Female Afghan helicopter pilots left grounded
Sourya Saleh, 2nd Lt., 20, right, and 2nd Lt. Masooma Hussaini, 21, are two Afghan Air Force helicopter pilots who were trained in the United States. They returned to Kabul in late October, but have still not gotten orders, uniforms, or an assignment. 'It seems we've been put on a very long vacation,' Saleh said. (Carolyn Cole/Los Angeles Times/MCT)
Photo by MCT
KABUL, Afghanistan — Unlike most women in Afghanistan, Sourya Saleh knows how to drive — but she's taken the wheel only with her brother beside her, out of respect for tradition. Her friend Masooma Hussaini is still learning.

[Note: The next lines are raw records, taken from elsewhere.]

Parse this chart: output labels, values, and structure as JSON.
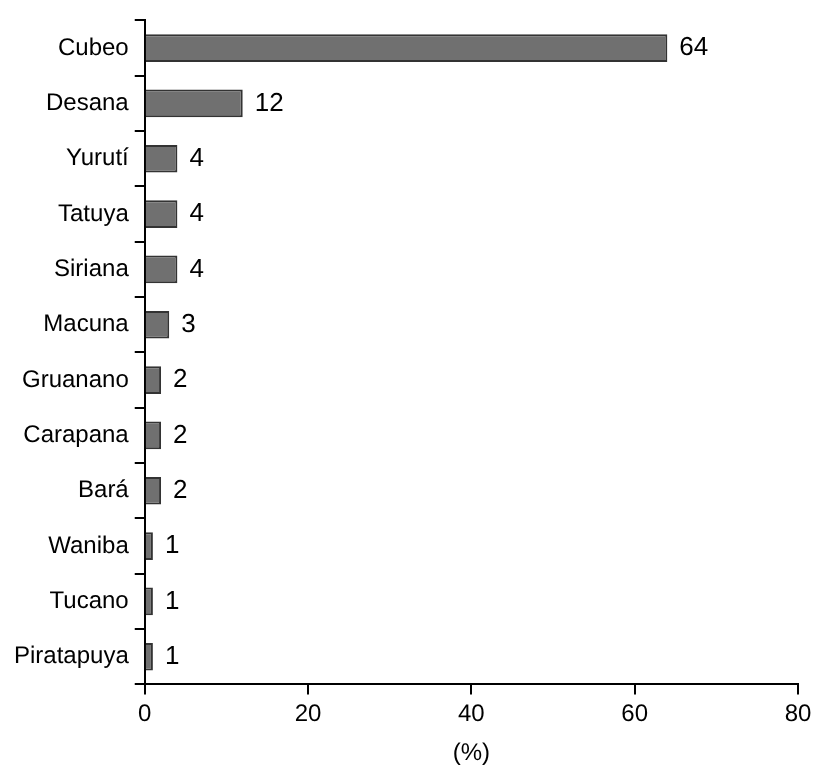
{
  "chart_data": {
    "type": "bar",
    "orientation": "horizontal",
    "xlabel": "(%)",
    "categories": [
      "Cubeo",
      "Desana",
      "Yurutí",
      "Tatuya",
      "Siriana",
      "Macuna",
      "Gruanano",
      "Carapana",
      "Bará",
      "Waniba",
      "Tucano",
      "Piratapuya"
    ],
    "values": [
      64,
      12,
      4,
      4,
      4,
      3,
      2,
      2,
      2,
      1,
      1,
      1
    ],
    "color": "#707070",
    "xlim": [
      0,
      80
    ],
    "xticks": [
      0,
      20,
      40,
      60,
      80
    ],
    "grid": false,
    "legend": false,
    "data_labels": true
  }
}
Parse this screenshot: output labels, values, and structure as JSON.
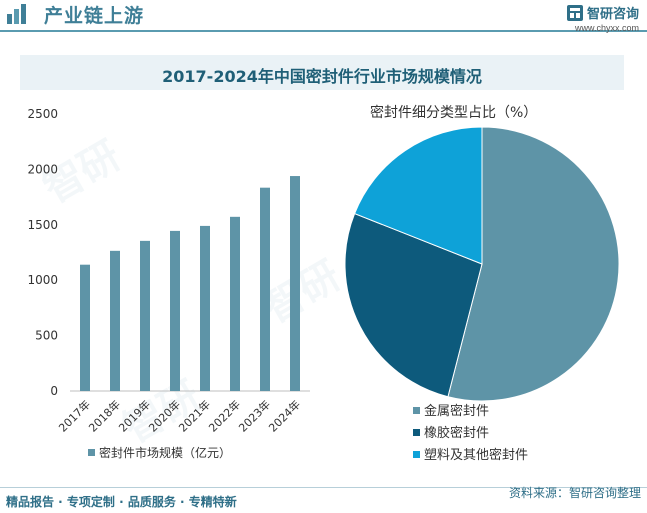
{
  "header": {
    "title": "产业链上游",
    "brand_name": "智研咨询",
    "brand_url": "www.chyxx.com"
  },
  "chart_title": "2017-2024年中国密封件行业市场规模情况",
  "colors": {
    "bar": "#5e94a7",
    "title_text": "#1f5f77",
    "accent": "#3f7f97"
  },
  "chart_data": [
    {
      "type": "bar",
      "categories": [
        "2017年",
        "2018年",
        "2019年",
        "2020年",
        "2021年",
        "2022年",
        "2023年",
        "2024年"
      ],
      "values": [
        1140,
        1265,
        1355,
        1445,
        1490,
        1572,
        1835,
        1940
      ],
      "ylim": [
        0,
        2500
      ],
      "yticks": [
        "0",
        "500",
        "1000",
        "1500",
        "2000",
        "2500"
      ],
      "legend": "密封件市场规模（亿元）",
      "xlabel": "",
      "ylabel": ""
    },
    {
      "type": "pie",
      "title": "密封件细分类型占比（%）",
      "labels": [
        "金属密封件",
        "橡胶密封件",
        "塑料及其他密封件"
      ],
      "values": [
        54,
        27,
        19
      ],
      "colors": [
        "#5e94a7",
        "#0d5a7c",
        "#0ea2d8"
      ]
    }
  ],
  "footer": {
    "left": "精品报告 · 专项定制 · 品质服务 · 专精特新",
    "right": "资料来源：智研咨询整理"
  }
}
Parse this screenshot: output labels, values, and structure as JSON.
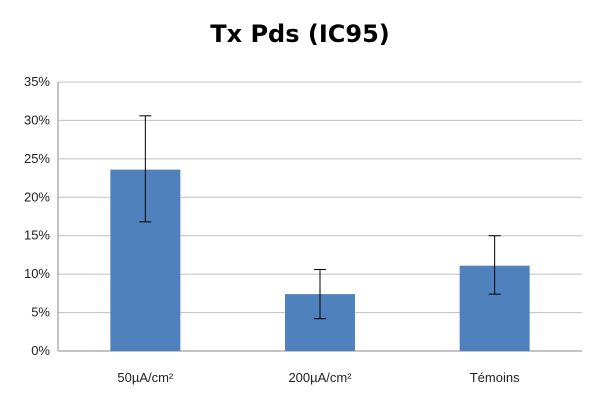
{
  "chart_data": {
    "type": "bar",
    "title": "Tx Pds (IC95)",
    "categories": [
      "50µA/cm²",
      "200µA/cm²",
      "Témoins"
    ],
    "values": [
      23.6,
      7.4,
      11.1
    ],
    "error_low": [
      16.8,
      4.2,
      7.4
    ],
    "error_high": [
      30.6,
      10.6,
      15.0
    ],
    "ylim": [
      0,
      35
    ],
    "yticks": [
      "0%",
      "5%",
      "10%",
      "15%",
      "20%",
      "25%",
      "30%",
      "35%"
    ],
    "ytick_values": [
      0,
      5,
      10,
      15,
      20,
      25,
      30,
      35
    ],
    "xlabel": "",
    "ylabel": "",
    "grid": true,
    "legend": "none",
    "bar_color": "#4f81bd",
    "grid_color": "#c0c0c0",
    "error_bar_color": "#000000"
  }
}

Both young women, though, are experts in a more demanding mode of travel: They've flown 204 hours each as pilots of military helicopters.
The first female chopper pilots in Afghanistan since the Soviets trained a woman as a pilot in the 1980s, these two are pioneers.
After 18 months of military helicopter training in the United States, 2nd Lt. Saleh and 2nd Lt. Hussaini have returned home as two polished, confident Afghan air force pilots. But they don't have uniforms, flight suits or an assignment. They haven't even seen a helicopter, much less flown one.
Since returning here Oct. 28, they've spent their days at home with their families, helping with housework. A superior says their paperwork is “under review.”
“It seems we've been put on a very long vacation,” Saleh said in nearly perfect English, honed by months in Texas and Alabama.
They prefer to believe that the country's nascent air force is just slow and bureaucratic and that they'll be flying soon.
“I fought too hard for the right to fight for my country — I'm not going to stay home and wait,” Hussaini said.